Family members of a woman shot and killed by Los Angeles police officers while she was being held hostage, have hired the Cochran firm to help them file a wrongful death and negligence claim against the department on their behalf. In the claim, the family is bringing “causes of action which include but are not limited to, wrongful death, negligence, negligent hiring, negligent training, negligent supervision and negligent retention, assault and battery and federal and state civil rights violations,” said a spokesperson for the firm. Because of the officers’ actions, family members said they have suffered damages including the loss of love, companionship, comfort, care assistance, protection, support and incurred funeral and burial expenses.
Cochran firm attorney Brian Dunn told reporters that the shooting was a “complete departure from the department’s training for hostage situations.”
On June 16, in Van Nuys, California at about 1:10 p.m., Tollison had been standing outside a homeless outreach center at about 1:10 p.m. when officers, not named in the complaint, were confronting Guillermo Perez, who they suspected was the assailant in an earlier knife attack. Perez grabbed Tollison and held her at knife point during the confrontation. According to the complaint, “While Ms. Tollison was being held by Mr. Perez, the three respondent officers negligently discharged their department issued firearms at Mr. Perez and Ms. Tollison, firing a total of eighteen rounds, some of which struck Ms. Tollison’s person.”
Tollison, said the complainants, died as a direct and proximate result of the gunshot wounds.
“It is illogical and inconceivable for an officer on the scene to not realize that she will certainly be shot if 18 rounds are fired,” Dunn told the media during a press conference last week.
Cochran firm attorneys said that officers involved in the situation had a duty to exercise reasonable and ordinary care, which would be expected of similarly situated police officers in the use of deadly force, and in the fire discipline attendant to the use of firearms when multiple rounds are fired in the immediate presence of civilians. [Officers] had duty to also exercise the reasonable and ordinary care which would be expected of similarly situated police officers in the execution of police tactics and procedures involving the confrontation of suspects involved in hostage situations.
They said that officers failed to use proper tactics when arresting a suspect in a violent crime not involving a firearm and in the detention of someone armed with a knife or other edged weapon.
“Officers negligently, through actions and inactions, failed to use additional department resources during the incident, failed to maintain a position of tactical advantage, failed to utilize/ and or appropriately utilize lethal and less lethal force options and other alternatives less intrusive to deadly force,” according to the complaint.
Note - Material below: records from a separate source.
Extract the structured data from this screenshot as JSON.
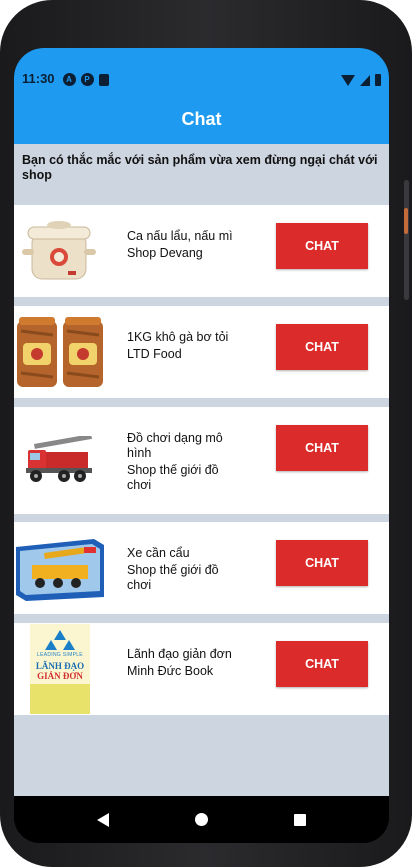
{
  "status_bar": {
    "time": "11:30",
    "left_icons": [
      "a-circle-icon",
      "p-circle-icon",
      "sd-card-icon"
    ],
    "right_icons": [
      "wifi-icon",
      "signal-icon",
      "battery-icon"
    ]
  },
  "app_bar": {
    "title": "Chat"
  },
  "notice": "Bạn có thắc mắc với sản phẩm vừa xem đừng ngại chát với shop",
  "items": [
    {
      "name": "Ca nấu lẩu, nấu mì",
      "shop": "Shop Devang",
      "button": "CHAT",
      "image": "electric-pot"
    },
    {
      "name": "1KG khô gà bơ tỏi",
      "shop": "LTD Food",
      "button": "CHAT",
      "image": "chicken-jars"
    },
    {
      "name": "Đồ chơi dạng mô hình",
      "shop": "Shop thế giới đồ chơi",
      "button": "CHAT",
      "image": "toy-fire-truck"
    },
    {
      "name": "Xe cần cẩu",
      "shop": "Shop thế giới đồ chơi",
      "button": "CHAT",
      "image": "crane-toy-box"
    },
    {
      "name": "Lãnh đạo giản đơn",
      "shop": "Minh Đức Book",
      "button": "CHAT",
      "image": "book-cover"
    }
  ],
  "book_cover": {
    "small_text": "LEADING SIMPLE",
    "title_line1": "LÃNH ĐẠO",
    "title_line2": "GIẢN ĐƠN"
  },
  "colors": {
    "primary": "#1e9bf0",
    "chat_button": "#dc2b2b",
    "background": "#cdd5e0"
  }
}
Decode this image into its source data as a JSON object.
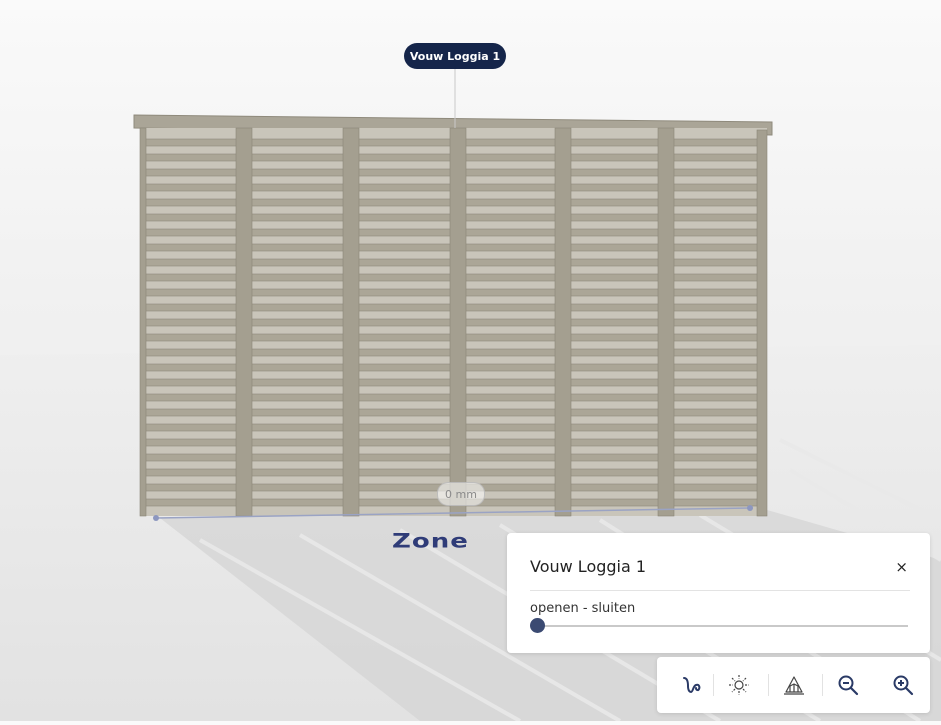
{
  "scene": {
    "object_tag": "Vouw Loggia 1",
    "measure_label": "0 mm",
    "zone_label": "Zone"
  },
  "panel": {
    "title": "Vouw Loggia 1",
    "close_label": "×",
    "slider_label": "openen - sluiten",
    "slider_value": 0
  },
  "toolbar": {
    "icons": [
      "curve-tool-icon",
      "sun-icon",
      "house-view-icon",
      "zoom-out-icon",
      "zoom-in-icon"
    ]
  },
  "colors": {
    "accent": "#15254a",
    "slat": "#a8a395",
    "frame": "#9a9484"
  }
}
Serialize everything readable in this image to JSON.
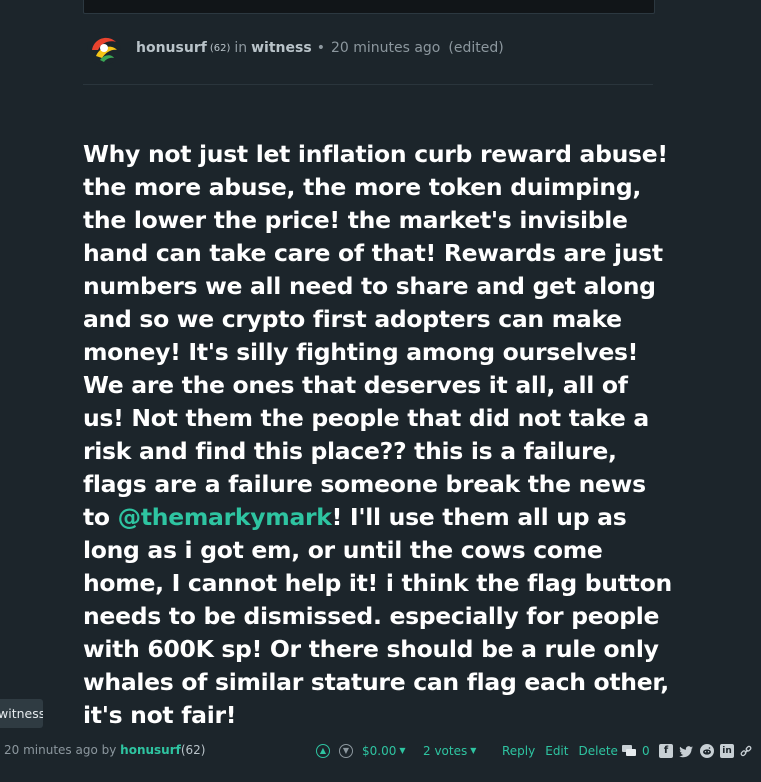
{
  "post": {
    "author": "honusurf",
    "author_rep": "(62)",
    "in_text": "in",
    "community": "witness",
    "separator": "•",
    "time": "20 minutes ago",
    "edited": "(edited)",
    "body_before_mention": "Why not just let inflation curb reward abuse! the more abuse, the more token duimping, the lower the price! the market's invisible hand can take care of that! Rewards are just numbers we all need to share and get along and so we crypto first adopters can make money! It's silly fighting among ourselves! We are the ones that deserves it all, all of us! Not them the people that did not take a risk and find this place?? this is a failure, flags are a failure someone break the news to ",
    "mention": "@themarkymark",
    "body_after_mention": "! I'll use them all up as long as i got em, or until the cows come home, I cannot help it! i think the flag button needs to be dismissed. especially for people with 600K sp! Or there should be a rule only whales of similar stature can flag each other, it's not fair!"
  },
  "tooltip": {
    "text": "witness"
  },
  "footer": {
    "time_by": "20 minutes ago by",
    "user": "honusurf",
    "user_rep": "(62)",
    "payout": "$0.00",
    "votes": "2 votes",
    "reply": "Reply",
    "edit": "Edit",
    "delete": "Delete",
    "comment_count": "0"
  },
  "icons": {
    "upvote": "chevron-up-icon",
    "downvote": "chevron-down-icon",
    "comments": "comments-icon",
    "facebook": "facebook-icon",
    "twitter": "twitter-icon",
    "reddit": "reddit-icon",
    "linkedin": "linkedin-icon",
    "permalink": "link-icon"
  },
  "colors": {
    "background": "#1c252b",
    "accent": "#2ec4a1",
    "muted": "#8c979e"
  }
}
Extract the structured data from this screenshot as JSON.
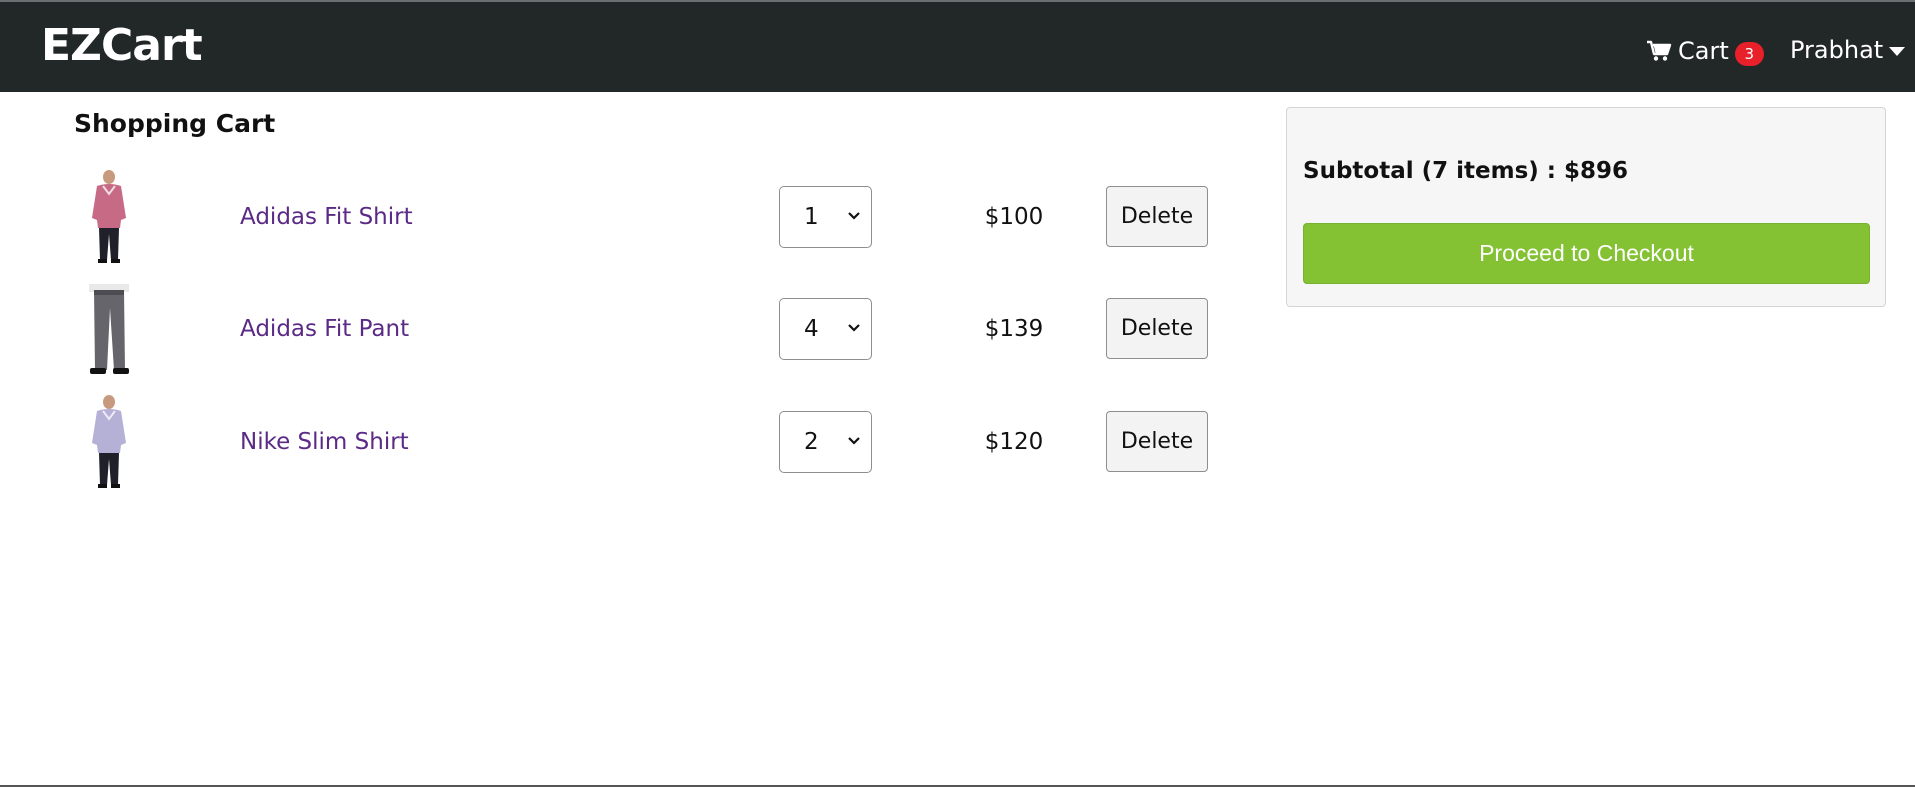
{
  "navbar": {
    "brand": "EZCart",
    "cart_label": "Cart",
    "cart_count": "3",
    "user_name": "Prabhat"
  },
  "page": {
    "title": "Shopping Cart"
  },
  "cart_items": [
    {
      "name": "Adidas Fit Shirt",
      "quantity": "1",
      "price": "$100",
      "delete_label": "Delete",
      "image": "shirt-pink-model"
    },
    {
      "name": "Adidas Fit Pant",
      "quantity": "4",
      "price": "$139",
      "delete_label": "Delete",
      "image": "grey-pants"
    },
    {
      "name": "Nike Slim Shirt",
      "quantity": "2",
      "price": "$120",
      "delete_label": "Delete",
      "image": "shirt-lavender-model"
    }
  ],
  "summary": {
    "subtotal_text": "Subtotal (7 items) : $896",
    "checkout_label": "Proceed to Checkout"
  },
  "colors": {
    "navbar_bg": "#222728",
    "badge_bg": "#e8202a",
    "product_link": "#5a2a86",
    "checkout_bg": "#84c234"
  }
}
The Daily News reported that officers arriving at the scene found Perez holding a long serrated knife and a folding chair. They commanded him to drop his weapon, then fired bean bag rounds at him from a shotgun, one hitting Perez in the chest. But Perez, after a few seconds, grabbed Tollison who had been leaning on a walker and that’s when officers issued the fatal gunfire.
Department officials released a video of the shooting on July 31. Police Chief said he would review the incident to determine if officers actually followed training during the incident. All officers are trained in taking precise headshots in situations where a suspect takes a hostage or human shield. Those types of situations have usually been resolved by officers taking accurate aim at hostage takers, he said. In fact, before this shooting, no hostages in similar situation had been killed in 13 years.
That fact did little if anything to assuage the victim’s family.
“I’m sure if the hostage was somebody important, the situation would have been handled differently,” said twenty six-year-old Jesse Pelaez, Tollison’s son.
“But you can see in the video that the police had no regard for my mother’s life, and shot her down.”
The claim further stated that respondent officers were negligently hired, trained and retained by the city of Los Angeles and the Los Angeles Police Department, “which was further a proximate cause of the injuries sustained by claimants and claimants’ decedent as a result of the subject incident.”
The family is claiming an amount in excess of $10,000 “and within the unlimited jurisdiction of the Superior Court of California”.
Attorney Megan R. Gyongyos of the Cochran Firm is also representing Tollison’s family.
Dunn’s practice places emphasis on civil rights, defective products, medical malpractice, negligence, trucking accidents and premises liability. Gyongyos’ practice focuses on civil rights, police misconduct, wrongful death and personal injury cases.